Política

Zema publicou 14 vídeos com críticas ao STF nesta semana

22/04/2026
Zema publicou 14 vídeos com críticas ao STF nesta semana
Romeu Zema - Foto: Arquivo/Câmara dos Deputados

O ex-governador de Minas Gerais e pré-candidato à Presidência da República Romeu Zema (Novo) intensificou suas críticas ao Supremo Tribunal Federal (STF) nas redes sociais. A ocorrência ocorre após pedido do ministro Gilmar Mendes para que Alexandre de Moraes incluindo Zema no inquérito das fake news, por compartilhamento de vídeo com sátira aos ministros da Corte.

Desde esta segunda-feira, 20, o perfil de Zema no Instagram registra 14 novas postagens com críticas ao STF, que incluem cortes de suas entrevistas, trechos de discursos e imagens geradas por ferramentas de IA.

O pré-candidato cita uma série de peças nas redes sociais planejadas por sua equipe e intituladas "Os Intocáveis", como vem se referindo aos ministros do Supremo. “O que a gente pode fazer em um País onde quem está no poder não pode ser mais satirizado ou questionado? Hoje, quem se julga intocável não tolera mais qualquer tipo de piada”, explica.

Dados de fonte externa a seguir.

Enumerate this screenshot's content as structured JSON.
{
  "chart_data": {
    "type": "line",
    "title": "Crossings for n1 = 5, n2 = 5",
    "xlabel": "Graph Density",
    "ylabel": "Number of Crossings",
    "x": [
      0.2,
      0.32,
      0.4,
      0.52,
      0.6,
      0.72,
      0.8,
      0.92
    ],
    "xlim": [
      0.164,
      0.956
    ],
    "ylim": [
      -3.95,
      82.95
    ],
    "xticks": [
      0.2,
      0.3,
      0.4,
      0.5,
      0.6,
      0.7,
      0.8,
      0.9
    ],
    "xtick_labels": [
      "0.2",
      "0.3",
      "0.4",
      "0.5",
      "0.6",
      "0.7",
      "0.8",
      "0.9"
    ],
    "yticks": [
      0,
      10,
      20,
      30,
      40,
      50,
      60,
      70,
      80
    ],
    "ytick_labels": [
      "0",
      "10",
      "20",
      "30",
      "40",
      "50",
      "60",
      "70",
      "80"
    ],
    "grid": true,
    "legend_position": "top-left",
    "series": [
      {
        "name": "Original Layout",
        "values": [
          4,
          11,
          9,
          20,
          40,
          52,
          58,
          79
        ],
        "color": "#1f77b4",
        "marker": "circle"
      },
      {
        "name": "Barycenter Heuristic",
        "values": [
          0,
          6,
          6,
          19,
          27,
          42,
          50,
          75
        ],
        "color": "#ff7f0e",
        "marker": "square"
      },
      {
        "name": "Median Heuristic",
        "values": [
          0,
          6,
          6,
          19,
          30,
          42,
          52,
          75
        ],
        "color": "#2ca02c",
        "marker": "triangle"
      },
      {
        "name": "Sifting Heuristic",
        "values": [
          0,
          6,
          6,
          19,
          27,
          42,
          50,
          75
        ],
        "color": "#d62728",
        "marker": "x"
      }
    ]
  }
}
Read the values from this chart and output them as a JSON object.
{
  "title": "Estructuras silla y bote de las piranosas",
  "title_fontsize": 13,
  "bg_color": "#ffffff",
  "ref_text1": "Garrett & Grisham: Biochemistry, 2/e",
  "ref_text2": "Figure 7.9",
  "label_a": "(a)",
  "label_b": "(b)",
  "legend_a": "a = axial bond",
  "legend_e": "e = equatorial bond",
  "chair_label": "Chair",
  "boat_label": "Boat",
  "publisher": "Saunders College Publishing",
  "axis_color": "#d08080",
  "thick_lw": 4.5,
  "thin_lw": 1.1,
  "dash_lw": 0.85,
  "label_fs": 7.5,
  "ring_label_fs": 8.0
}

Em vídeo divulgado no feriado de Tiradentes, ele comparou os "intocáveis ​​de Brasília" às autoridades do período colonial e sugeriu que os brasileiros precisam ser "libertos" de perseguição política.

Já na postagem que classifica como “um dos vídeos mais importantes” que já fez, Zema diz estar sendo perseguido pelo tribunal e crítica o inquérito das fake news, investigação sigilosa de ataques contra o STF e seus integrantes e ameaças à independência do Poder Judiciário e ao Estado de Direito.

"O inquérito existe há sete anos e já foi usado pelo Supremo para atacar, perseguir e até prender opositores. Eles chamam de inquérito, dão um nome bonito para parecer juridicamente aceitável. Na verdade, é só um passe livre pra fazer o que eles bem entenderem", diz o ex-governador.

Conteúdos nesse tom também apareceram nas histórias, publicações com vida útil de 24 horas. Zema entrevista em que afirma que, apesar do pedido de investigação contra ele, está decidido a "ir até o fim".

“Quero ver quem é que vai me calar, só se arrumar um espaparadrapo gigante e colocar na minha boca à força. Caso contrário, eu vou continuar falando que o STF se transformou no Supremo Balcão de Negócios”, diz.

Ele também comentou o vídeo que motivou o pedido de indiciamento por parte de Gilmar Mendes, que aborda as relações de ministros do STF com o dono do Banco Master. “Dá para ver claramente que é uma sátira, são fantoches, uma caricatura, e isso existe desde que o mundo é mundo”, afirma.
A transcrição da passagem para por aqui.